Gates
© Michael Gottschalk/Getty ImagesBill Gates at Munich Security Conference • 2017
The headline of a recent LifeSiteNews article declared that the "German Government funds several Gates Foundation projects to the tune of 3.8 million euros". This is a somewhat curious revelation, but not surprisingly, given the relatively paltry sum, it did not inspire more than a flurry of interest on social media. In fact, the actual total cited in the German source for the article is not €3.8 million, but €3.8 billion.

Furthermore, although the correct sum is far more imposing, it needs to be stressed that the funding in question is not in fact funding of Gates Foundation projects or programmes per se, but rather German co-funding of projects or programmes in which the Gates Foundation is also involved. The confusion is still apparent in the tweet below:

The source is an article on the German website Transparenztest (Transparency Test), which in turn cites funding data furnished by the German Government itself in a June 29th written response to a parliamentary query on German cooperation with private foundations.

Transparenztest calculated the €3.8 billion total based on German Government data. This total includes both funding for joint German Government/Gates Foundation projects and non-project-linked German contributions to programmes. Unfortunately, however, Transparenztest has misconstrued the nature of the latter funding.

The project funding involves nine joint projects of the Gates Foundation and the German Ministry of Economic Cooperation and Development (BMZ). The total project funding comes to nearly €450 million. The project funding covers a period from 2017 (the earliest start date) to 2025 (the latest completion date).

The more copious programme funding involves 22 programmes and comes to nearly €3.4 billion. The funding is spread out over a period of more than 25 years from 2002 (the earliest start date) to 2030 (the latest completion date), although, as Transparenztest stresses, most of the grants are more recent. Here too, most of the funding comes from the Ministry of Economic Cooperation and Development, although a few of the grants were made by the Ministry of Education and Research.

Some of the programme entries in the German Government data identify the Bill and Melinda Gates Foundation (BMFG) as one sponsor among others, whereas other entries list it as the sole sponsoring 'foundation/organisation'.

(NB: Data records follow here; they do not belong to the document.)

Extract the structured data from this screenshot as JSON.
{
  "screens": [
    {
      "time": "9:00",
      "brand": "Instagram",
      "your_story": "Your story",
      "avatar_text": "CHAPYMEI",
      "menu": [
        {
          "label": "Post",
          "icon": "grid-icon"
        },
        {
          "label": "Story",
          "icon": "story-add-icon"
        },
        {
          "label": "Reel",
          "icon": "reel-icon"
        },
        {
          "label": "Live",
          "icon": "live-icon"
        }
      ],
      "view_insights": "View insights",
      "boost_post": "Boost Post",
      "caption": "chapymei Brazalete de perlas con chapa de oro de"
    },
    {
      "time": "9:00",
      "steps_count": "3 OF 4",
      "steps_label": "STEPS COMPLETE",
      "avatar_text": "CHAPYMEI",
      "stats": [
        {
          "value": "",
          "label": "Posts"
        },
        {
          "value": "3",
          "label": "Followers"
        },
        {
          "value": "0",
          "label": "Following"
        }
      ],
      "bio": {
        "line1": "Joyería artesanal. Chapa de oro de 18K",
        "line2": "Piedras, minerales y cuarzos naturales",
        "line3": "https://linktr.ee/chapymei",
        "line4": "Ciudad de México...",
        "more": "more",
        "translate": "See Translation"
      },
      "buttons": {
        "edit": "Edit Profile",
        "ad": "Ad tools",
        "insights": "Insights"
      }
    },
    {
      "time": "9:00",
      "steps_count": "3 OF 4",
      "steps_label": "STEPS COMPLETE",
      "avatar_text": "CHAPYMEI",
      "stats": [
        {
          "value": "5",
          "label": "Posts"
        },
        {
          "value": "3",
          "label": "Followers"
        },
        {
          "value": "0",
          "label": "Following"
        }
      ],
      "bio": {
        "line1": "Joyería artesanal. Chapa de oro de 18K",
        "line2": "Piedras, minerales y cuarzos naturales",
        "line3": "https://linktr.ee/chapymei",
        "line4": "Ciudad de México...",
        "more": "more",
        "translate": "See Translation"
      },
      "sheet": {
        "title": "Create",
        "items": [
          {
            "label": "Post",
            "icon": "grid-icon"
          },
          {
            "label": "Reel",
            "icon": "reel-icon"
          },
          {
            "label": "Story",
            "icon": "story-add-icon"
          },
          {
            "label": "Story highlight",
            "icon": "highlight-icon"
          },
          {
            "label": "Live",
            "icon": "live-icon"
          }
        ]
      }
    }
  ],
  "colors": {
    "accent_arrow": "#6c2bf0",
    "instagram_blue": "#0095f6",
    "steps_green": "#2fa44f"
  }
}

In keeping with the subject of the parliamentary query, however, this appears only to mean that the Gates Foundation is the sole private sponsor involved. Virtually all the programmes involve significant public sponsorship, not only from Germany, but also from many other countries and international organisations.

[...]

A more detailed analysis of the German Government data is undoubtedly in order. What is clear, at any rate, is that Germany is a crucial partner - not funder - of the Gates Foundation and that the co-funding it has provided both to projects and to programmes in this capacity runs into the billions, not the millions.